People's Democracy

(Weekly Organ of the Communist Party of India (Marxist)


Vol. XXVIII

No. 03

January 18, 2004

FIXED TERM EMPLOYMENT WORKMEN

 

Central TUs Say ‘Revoke This Notification’

 

EIGHT central trade unions – AITUC, CITU, HMS, INTUC, AICCTU, TUCC, UTUC and UTUC(LS) – have in a joint statement condemned the Vajpayee government’s notification introducing a new classification of ‘fixed term employment workman’ by way of an amendment to the Industrial Employment (Standing Orders) Central Rules, 1946.

 

Apprehending that this move of the government will promote widespread casualisation of workforce and result in gradual elimination of the permanent workmen’s category itself in most of the establishments, the unions have demanded immediate revocation of the notification issued on December 10, 2003.

 

They also felt that the government had clearly bypassed the Parliament by amending the Schedule, which was part of the legislation enacted by the Parliament. “It can only be amended with the express consent of the Parliament and not by an administrative fiat”, they stated.

 

Even though the matter pertained to industrial relations policy, the government had unilaterally issued a preliminary notification on September 4, 2003 without consulting trade unions. Following strong protest from the unions, the government convened a meeting on November 12, 2003 to discuss this issue. The trade unions, without exception, conveyed their total objection to the introduction of such a new classification of workmen. They also condemned the government for “throwing to winds all ethos of tripartism and reducing the consultation process to a mockery.”

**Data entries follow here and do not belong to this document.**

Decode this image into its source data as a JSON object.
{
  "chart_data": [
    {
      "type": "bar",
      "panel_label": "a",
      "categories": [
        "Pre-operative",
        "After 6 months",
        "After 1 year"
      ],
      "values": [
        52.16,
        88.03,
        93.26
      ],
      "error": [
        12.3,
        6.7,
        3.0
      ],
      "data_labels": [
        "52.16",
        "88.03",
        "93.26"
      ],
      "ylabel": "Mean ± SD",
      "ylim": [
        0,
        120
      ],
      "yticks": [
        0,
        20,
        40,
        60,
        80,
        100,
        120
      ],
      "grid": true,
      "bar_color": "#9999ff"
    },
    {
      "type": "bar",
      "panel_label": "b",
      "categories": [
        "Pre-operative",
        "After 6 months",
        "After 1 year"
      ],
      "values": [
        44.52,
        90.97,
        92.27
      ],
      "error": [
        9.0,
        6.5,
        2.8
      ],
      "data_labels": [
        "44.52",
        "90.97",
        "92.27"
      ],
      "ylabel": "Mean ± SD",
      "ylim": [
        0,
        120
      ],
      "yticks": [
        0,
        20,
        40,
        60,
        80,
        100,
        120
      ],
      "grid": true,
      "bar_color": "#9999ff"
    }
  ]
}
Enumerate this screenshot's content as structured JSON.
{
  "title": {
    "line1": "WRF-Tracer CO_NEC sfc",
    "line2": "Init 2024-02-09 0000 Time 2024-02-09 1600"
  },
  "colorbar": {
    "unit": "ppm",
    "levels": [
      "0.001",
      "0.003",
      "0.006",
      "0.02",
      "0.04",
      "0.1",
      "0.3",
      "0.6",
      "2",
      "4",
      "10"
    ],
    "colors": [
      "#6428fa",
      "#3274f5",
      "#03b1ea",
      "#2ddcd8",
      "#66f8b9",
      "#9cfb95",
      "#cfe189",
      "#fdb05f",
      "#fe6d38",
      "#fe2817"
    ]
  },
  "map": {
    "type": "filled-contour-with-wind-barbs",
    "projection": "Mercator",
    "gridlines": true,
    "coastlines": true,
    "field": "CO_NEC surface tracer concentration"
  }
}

However, the government ignored these views and proceeded to issue this notification on December 10, 2003 – the copies of which reached the trade unions only recently.

 

As per the Industrial Employment Standing Orders, workmen are already classified as permanent, probationer, badli, temporary, casual and apprentice. The amendment has brought in such workmen who are ‘engaged on the basis of contract of employment for a fixed period’ in the definition of the ‘fixed term employment workman’. This will result in indiscriminate contractual appointments for any number of ‘fixed terms’ in jobs, including those which are of perennial and permanent nature. This will immensely harm the interests of the workers.

 

The unions have made it clear that this amendment is nothing but a way of introducing a ‘hire and fire’ regime in industrial employment. “It will only help the employers to engage a workman on ‘fixed term employment’ for any length of time, without ever making him permanent, by resorting to perpetual renewal of the ‘contract of employment for a fixed period’. 

 

W R Varada Rajan (CITU) D L Sachdeva (AITUC), R A Mittal (HMS), Chandidas Sinha (INTUC) Swapan Mukherjee (AICCTU), S C Gaur (TUCC), Abani Roy (UTUC) and Achinta Sinha of UTUC(LS) were signatories to the joint statement, which was issued on January 3.